Well, let's not be so hasty.  

When you hire an attorney, it's true that you don't _own_ the loyalties
of a legal gladiator, but you do rent them.  The alignment of his/her
interests and yours is hardly perfect, but in general the lawyer's
pocket is much better served by your side doing well.  

Why would you assume that DuBois's reluctance to let Hans testify means
he's fighting against Hans's interests?  Maybe he knows what's a chance
worth taking in criminal court better than Hans does, because -- oh --
it's his area of professional expertise.  This is _all_ that DuBois does
for a living.  It's his life, from year to year.

As it happens, even though I'm certainly no attorney, I am well aware
that testifying in one's own trial is a very, very risky thing to do, 
because a skillful prosecuting counsel can have you for lunch, during
cross-examination.  If you are not, yourself, a veteran prosecuting
attorney, you probably have no idea what such a skilled professional can
do to a defendant on the witness stand, innocent or not.  

> If Reiser has a clue, then he will certainly testify.

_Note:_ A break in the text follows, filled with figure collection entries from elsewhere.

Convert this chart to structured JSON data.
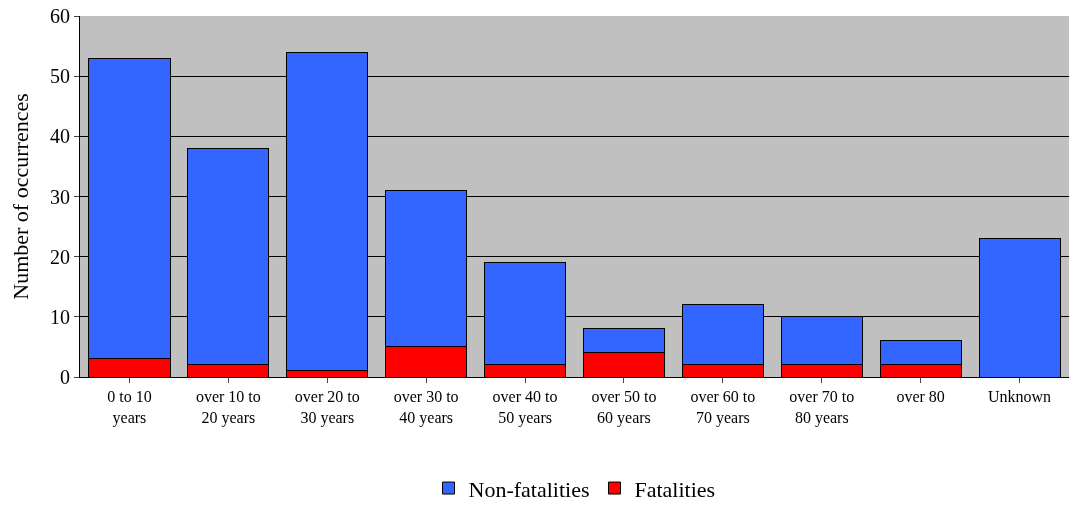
{
  "chart_data": {
    "type": "bar",
    "stacked": true,
    "ylabel": "Number of occurrences",
    "categories": [
      "0 to 10 years",
      "over 10 to 20 years",
      "over 20 to 30 years",
      "over 30 to 40 years",
      "over 40 to 50 years",
      "over 50 to 60 years",
      "over 60 to 70 years",
      "over 70 to 80 years",
      "over 80",
      "Unknown"
    ],
    "series": [
      {
        "name": "Fatalities",
        "color": "#ff0000",
        "values": [
          3,
          2,
          1,
          5,
          2,
          4,
          2,
          2,
          2,
          0
        ]
      },
      {
        "name": "Non-fatalities",
        "color": "#3366ff",
        "values": [
          50,
          36,
          53,
          26,
          17,
          4,
          10,
          8,
          4,
          23
        ]
      }
    ],
    "ylim": [
      0,
      60
    ],
    "yticks": [
      0,
      10,
      20,
      30,
      40,
      50,
      60
    ],
    "grid": "y",
    "legend": "bottom"
  }
}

Rash.  Very rash.  If *I* were on trial for a crime, and my attorney
strongly advised me not to testify, I'd think long and hard before
overruling his/her professional advice -- especially if, as in Hans's 
case, I were likely to come across to the jury as an empathy-lacking,
unappealing, hardnosed geek with very poor socialisation and a tendency
towards reactions that (albeit logical, like buying books on murder
investigations shortly after finding out one is a murder suspect) can
seem incredibly suspicious.

> A story that is clearly false and will have jurors doubting the boys
> credibility.

"boy's".

> In Russia, children do not call their parents by their first names.

Perhaps you mean "call", rather than "do not call".

> he boy also says his Russian grandmother showed him stories about his
> father's case on the internet,

"Internet".  (This error recurs.)

> Reiser is right. The judge is being disingenuous.

No, the judge is not being disingenuous.  The judge is accurately
stating that he has no jurisdiction in Family Court or international
matters.  He's a trial judge in Superior Court's criminal division.

It's natural, and even heartbreaking, for Hans to attempt to plead with
that judge to intervene in matters affecting his son's imminent
vanishment to a hostile jurisdiction halfway around the world -- because
Judge Goodman was the judge sitting in front of him.  Unfortunately for
Hans, Goodman was simply _not_ the correct party to appeal to, and was
telling him the honest truth, if somewhat iracibly, in refusing to try
to issue orders for other courts over which he has no authority.

(The appropriate course of action would have been for Hans to send an
attorney to represent his interests in Family Court, and to file
appropriate motions to attempt to prevent Rory from being spirited out
of the country again.)

And it's very, very common for judges to refuse to allow defendants to
do bizarre ploys like appoint themselves co-counsel.  Hans _could_ fire
DuBois and attempt to argue the trial pro se (for himself, i.e., without
an attorney), but that would be extremely bad legal tactics.